Many people who grew up happily and successfully with adopted parents are able to meet members of their biological family if they choose to. Others do not make that choice.
The love and mutual care in the adoptive household can be just as great. On Saturday I was touched to hear the address for his mother by a man speaking at her funeral, especially when he described his arrival as ‘. . then I came along”.
War and invasion can be a cause of family separation. When my family lived in south London, a letter arrived from Singapore. A woman wrote to my father that she recognised Irene, the Chinese-origin nanny who helped my parents in Kuala Lumpur, by a chance photograph in the Straits Times. They were sisters; their family had split twenty years earlier during the Japanese invasion of Singapore in 1942.
Each thought the other had died. Irene, from the age of eight had picked up five languages. She came to live with us. Her sister added to her expressions of joy the information that a third sister had also survived. She had married a British soldier who had been with Lord Mountbatten’s liberating force; she was now living in Battersea: could we please take Irene to see her?
I went first to check and to prepare Rose. The serendipity was that these sisters by chance were living within 300 yards of each other. Happiness, with tears of joy. I see a collection of relationships: some last a lifetime. When a child is born or adopted, the relationship started will last until one heart stops. Some relationships may be for a time: these can include fostering or education. Even after the formal placing ends, people can stay in touch.

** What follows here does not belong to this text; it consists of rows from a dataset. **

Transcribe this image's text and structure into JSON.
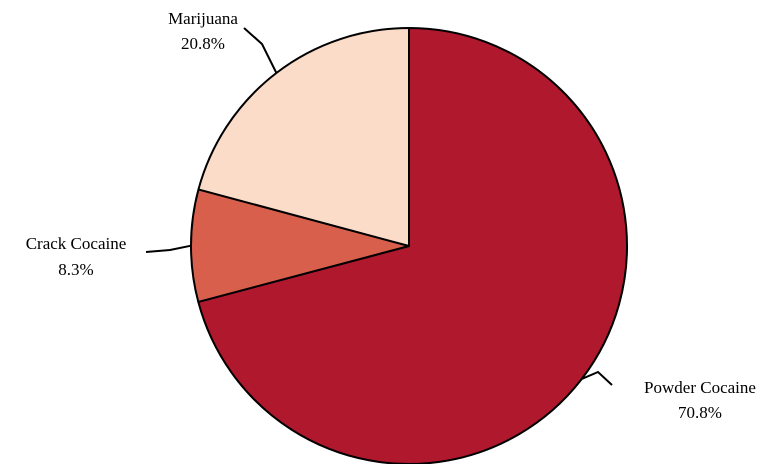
{
  "chart_data": {
    "type": "pie",
    "title": "",
    "slices": [
      {
        "label": "Powder Cocaine",
        "percent_label": "70.8%",
        "value": 70.8,
        "color": "#B0182E"
      },
      {
        "label": "Crack Cocaine",
        "percent_label": "8.3%",
        "value": 8.3,
        "color": "#D75F4C"
      },
      {
        "label": "Marijuana",
        "percent_label": "20.8%",
        "value": 20.8,
        "color": "#FBDCC9"
      }
    ],
    "start_angle_deg": 0,
    "direction": "clockwise",
    "legend": "none",
    "slice_border_color": "#000000"
  }
}
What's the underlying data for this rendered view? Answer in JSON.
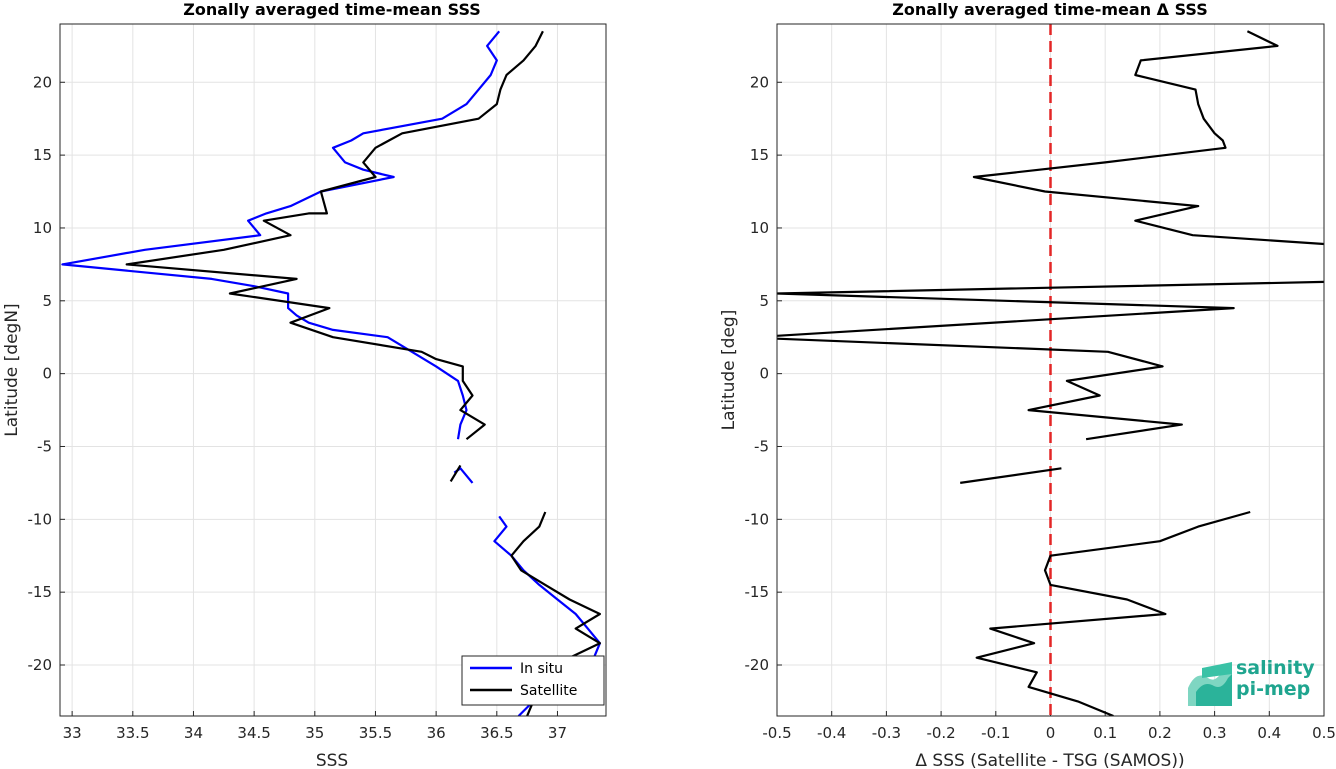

My university tutor lived in a monastery for the last thirty years of his life. Once he said I should stop repeating my apology and shame for being his most useless, lazy and unreliable undergraduate. He kindly said that he was naturally proud of those others who took a First class degree and went on to be professors; of the rest, he generously declared that I was the one with whom he was most pleased. From that moment on, I started to work harder and to do much more for others.
These thoughts are prompted by my gratitude to Sue Dare, retiring from her productive years at Northbrook College, now part of the Metropolitan College. Recently I spoke with half the staff at their gathering at the Grand in Brighton. I first knew it though the singer Leo Sayer.
In Sue’s eight years as head of the College, with her colleagues and governors she transformed the buildings, modernised the courses and gave the service of leadership that transforms the lives of students and of staff. Through the times of frustrations with government, she was always cheerful and positive. Our thanks are immense. A pleasant fact is that her former chair Nick Juba is now the chief executive of the combined college.
Recently I called on the greatest head teacher I have known. Peter Dawson, a Methodist minister, went on from Eltham Green school to serve as general secretary of the Professional Association of Teachers. In his 1981 book ‘Making a Comprehensive Work’, he quotes a secondary teacher: “You have to love them. Whatever you do, you have to love them. Mind you, that does not mean you always have to like them.”
Peter Dawson then wrote the lines that the poet, cleric and MP John Donne gave us from the greatest teacher of all time: “ ‘In finem dilexit eos’, saith Saint John. He loved them to the end. Not for any particular end, not for any use of his own, but to their end.” Endless love, in families, in life.